Debt settlement is a process of convincing creditors to accept less than what you owe and save dollars. This process involves making a lump sum payment to creditors in exchange for a reduction in the payoff amount.

Over the years, debt settlement has gained popularity due to its ability to provide fast financial relief to debtors. Depending on the amount you owe and the number of creditors you have, the process usually takes 2 years to resolve your debt problems. However, like 2 sides of a coin, debt settlement has one demerit too.

Debt settlement hurts your credit score since creditors don’t receive the full amount. Suppose, you borrowed $10,000 from a lender for covering your expenses and paid $6000 at the end of the settlement process. This means that you’re not paying the rest $4000. It’s a financial loss for the creditor and FICO credit scoring model penalizes you for this activity.

Don’t get disheartened. Your life is not finished. You’ll get a lot of time to rebuild your credit score and plan your personal finance.

Scenarios when debt settlement is good for you

There are various scenarios when debt settlement is the best answer to your financial problems. Here are a few of them.

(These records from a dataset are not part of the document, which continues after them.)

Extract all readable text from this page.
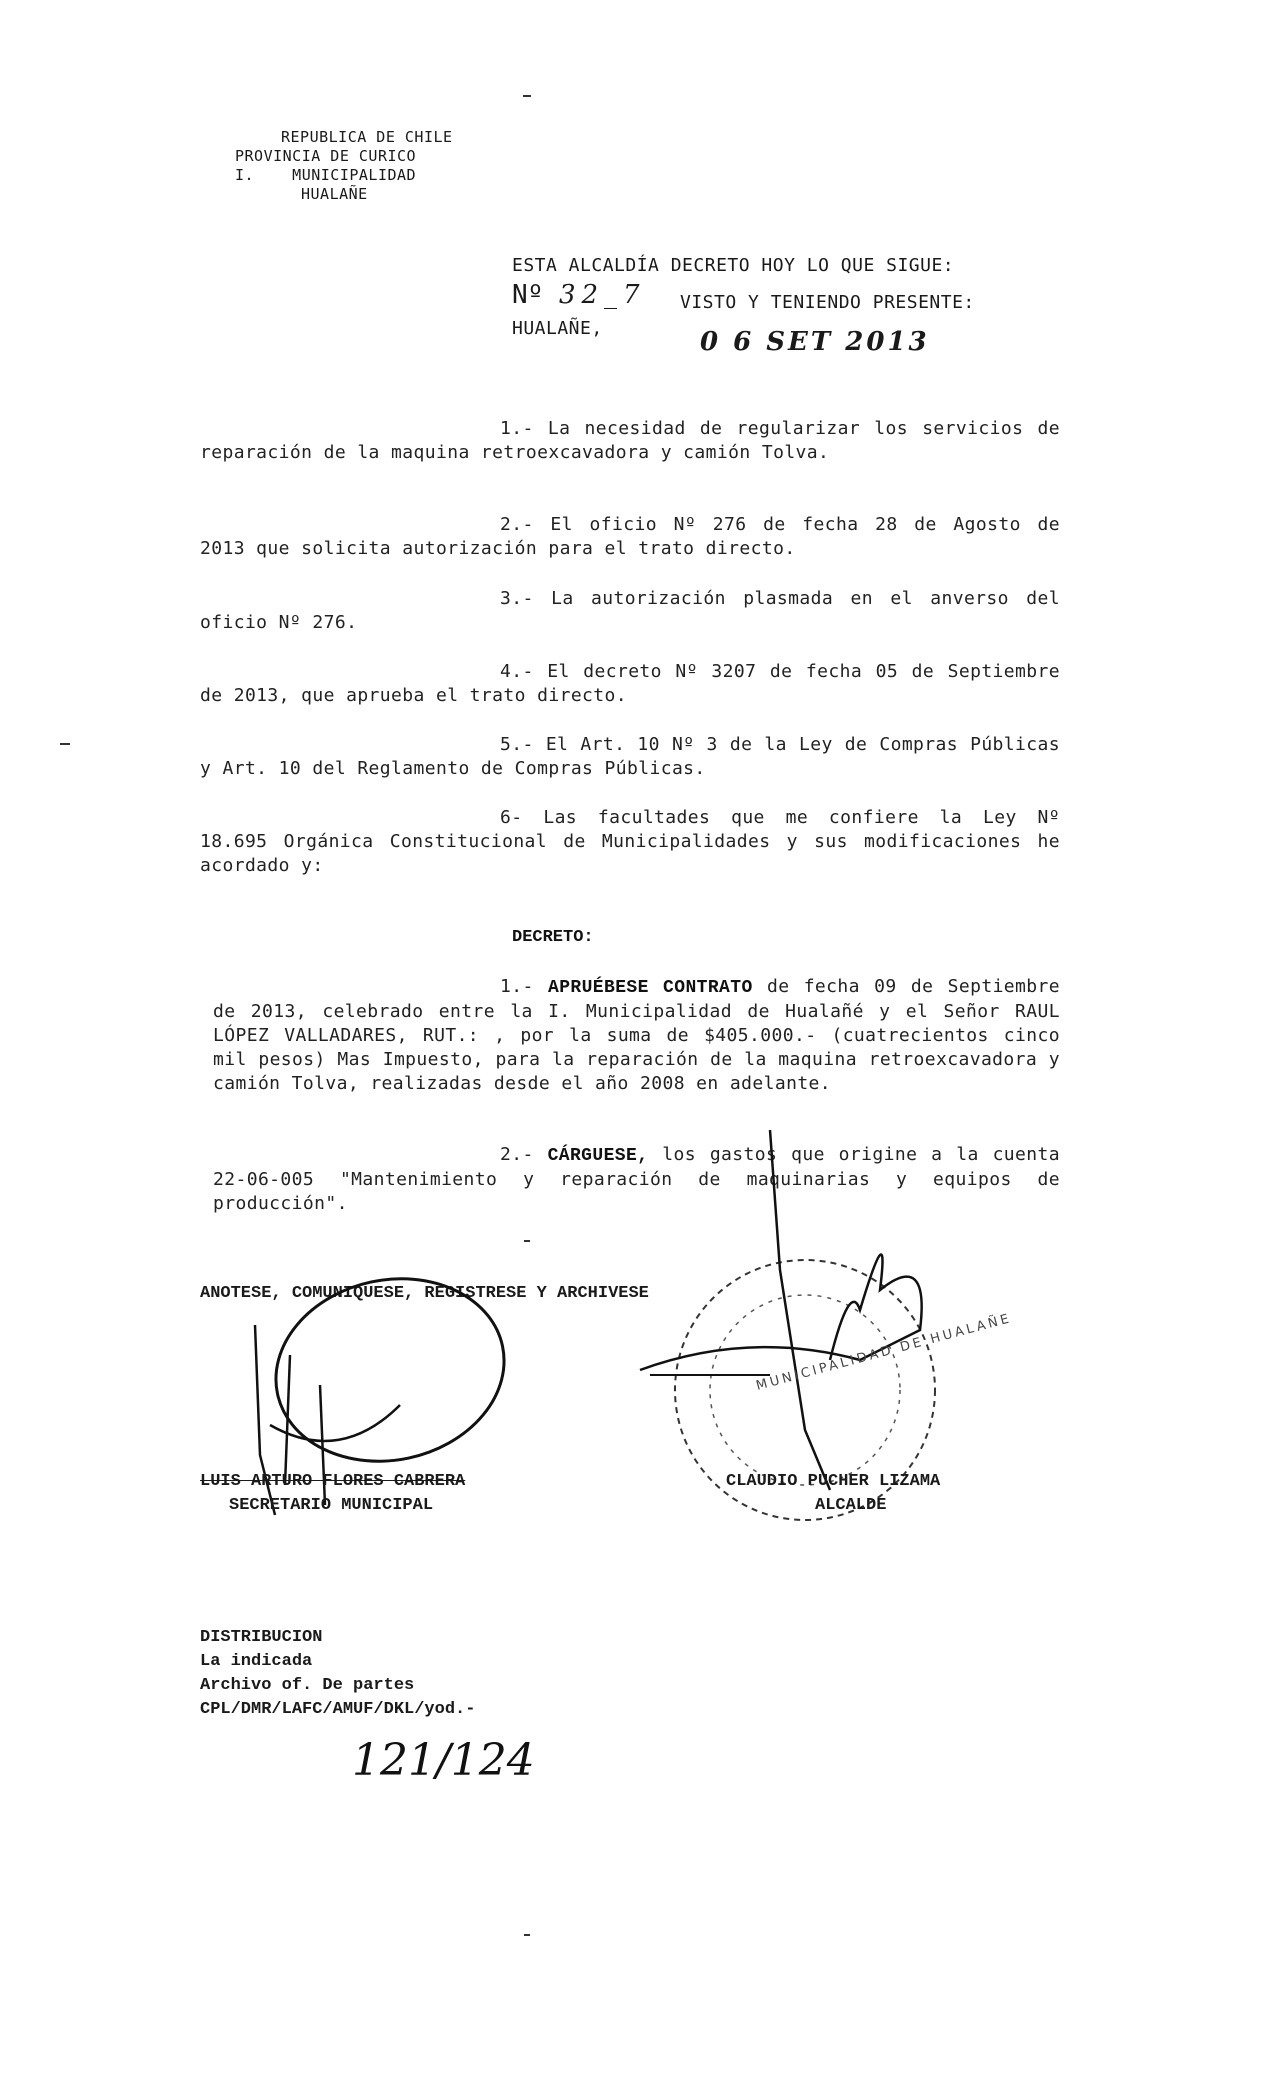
REPUBLICA DE CHILE
PROVINCIA DE CURICO
I.    MUNICIPALIDAD
HUALAÑE
ESTA ALCALDÍA DECRETO HOY LO QUE SIGUE:
Nº 32_7 VISTO Y TENIENDO PRESENTE:
HUALAÑE,	0 6 SET 2013
1.- La necesidad de regularizar los servicios de reparación de la maquina retroexcavadora y camión Tolva.
2.- El oficio Nº 276 de fecha 28 de Agosto de 2013 que solicita autorización para el trato directo.
3.- La autorización plasmada en el anverso del oficio Nº 276.
4.- El decreto Nº 3207 de fecha 05 de Septiembre de 2013, que aprueba el trato directo.
5.- El Art. 10 Nº 3 de la Ley de Compras Públicas y Art. 10 del Reglamento de Compras Públicas.
6- Las facultades que me confiere la Ley Nº 18.695 Orgánica Constitucional de Municipalidades y sus modificaciones he acordado y:
DECRETO:
1.- APRUÉBESE CONTRATO de fecha 09 de Septiembre de 2013, celebrado entre la I. Municipalidad de Hualañé y el Señor RAUL LÓPEZ VALLADARES, RUT.: , por la suma de $405.000.- (cuatrecientos cinco mil pesos) Mas Impuesto, para la reparación de la maquina retroexcavadora y camión Tolva, realizadas desde el año 2008 en adelante.
2.- CÁRGUESE, los gastos que origine a la cuenta 22-06-005 "Mantenimiento y reparación de maquinarias y equipos de producción".
ANOTESE, COMUNIQUESE, REGISTRESE Y ARCHIVESE
MUNICIPALIDAD DE HUALAÑE
LUIS ARTURO FLORES CABRERA
SECRETARIO MUNICIPAL
CLAUDIO PUCHER LIZAMA
ALCALDE
DISTRIBUCION
La indicada
Archivo of. De partes
CPL/DMR/LAFC/AMUF/DKL/yod.-
121/124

1. When you can’t afford to pay your debts

Debts, credit score, and lawsuits are interlinked. When you can’t make your monthly payments due to financial problems, your credit score gets a big blow from the FICO scoring model. Your credit score drops significantly. Plus, you increase your chances of getting sued.

Creditors won’t sit quietly for long when you don’t make payments to them for months after months. First, they will impose late fees, penalties, and fines on you. This will increase your outstanding debt. Next, they will assign your accounts to collection agencies. Finally, they will file a lawsuit against you to garnish your wage or impose a lien on your property. This can hurt your financial life even more.

Debt settlement can save you from this ordeal. When you settle debts, creditors would stop giving negative information (mainly missed or late payments) to Equifax, Experian, and TransUnion. Moreover, creditors won’t sue you since they are receiving payments. And, the best part is that you don’t need to pay late fees and fines to creditors. All these things will be waived off.

2. When you want to avoid debt collection calls

Honestly speaking, no one wants to get pesky debt collection calls every day. But what can you do when you have multiple payday loans or personal loans or credit cards on your shoulder?

Sure, payday loans give you a big relief when you’re in a short-term financial crisis. They help you to overcome the financial crisis without asking for money from your friends. But you have to pay them back with your next paycheck. If you can’t pay off the principal amount along with the interest with what you earn, then you’re in big trouble.

Payday loan companies need their money. If you don’t pay them back, then you’re likely to receive debt collection calls every day. Debt collectors will call you between 8 am and 9 pm, and demand for payments.

Some debt collectors don’t even bother to follow the rules and might threaten to seize your properties. Sure, you can take action against them later but you have to endure harassment every day.

Some debt collectors can even sue you to collect money. If you still ignore your payday loans, then be prepared for wage garnishment.

In this situation, payday loan settlement can act as a savior for you. It can help you to get rid of payday loans by paying less than what you owe. Just know how payday loan debt settlement works if you have doubts. You’ll get all your answers.

Once you settle your payday loans, you won’t receive any more debt collection calls. Your life will be peaceful again.

Here’s what you should consider when applying for a personal loan.

3. When you’re planning to file bankruptcy

 

Sure, bankruptcy has lots of benefits. It imposes an automatic stay on the lawsuits and wage garnishment. It stops the pesky debt collection calls too. But there are a few serious drawbacks of bankruptcy. For instance, bankruptcy drops your credit score by more than 200 points.

Yes. It hurts a lot. Big time.

Plus, bankruptcy is a complex legal process. There are too many rules and regulations, which you don’t know. You have to hire a bankruptcy attorney for that and pay his legal fees, which can be a lot. Believe me, it is way more than debt settlement fees. Moreover, you might lose your valuable properties in Chapter 7 bankruptcy. Are you willing to take that risk?

If you file Chapter 13 bankruptcy, then you have to lead a very strict financial life for 3-5 years. You have to deal with those debts for 5 long years. You can’t create an emergency fund. If you receive a windfall, you have to report it to the bankruptcy court, and use it for paying off your debts.

Your life won’t be in your control.

Debt settlement is a far better option than bankruptcy. You don’t have to pay expensive fees. You don’t have to endure debts for 5 years. You can save money and build an emergency fund. Plus, your credit score won’t drop by 200 points. So if you’re overwhelmed with debts and planning to file bankruptcy, then consider debt settlement first. This option would help you take care of debts, save money, and be the boss of your life.

Conclusion

Sure, debt settlement hurts your credit score. But, you can soon apply for a secured card to rebuild credit. By making payments on time, you can increase your credit score gradually. After you have settled debts, you’ll have enough money to make timely payments. And, if you can follow a budget, then you can free up more cash. Use it to build an emergency fund to avoid getting into debts in the future.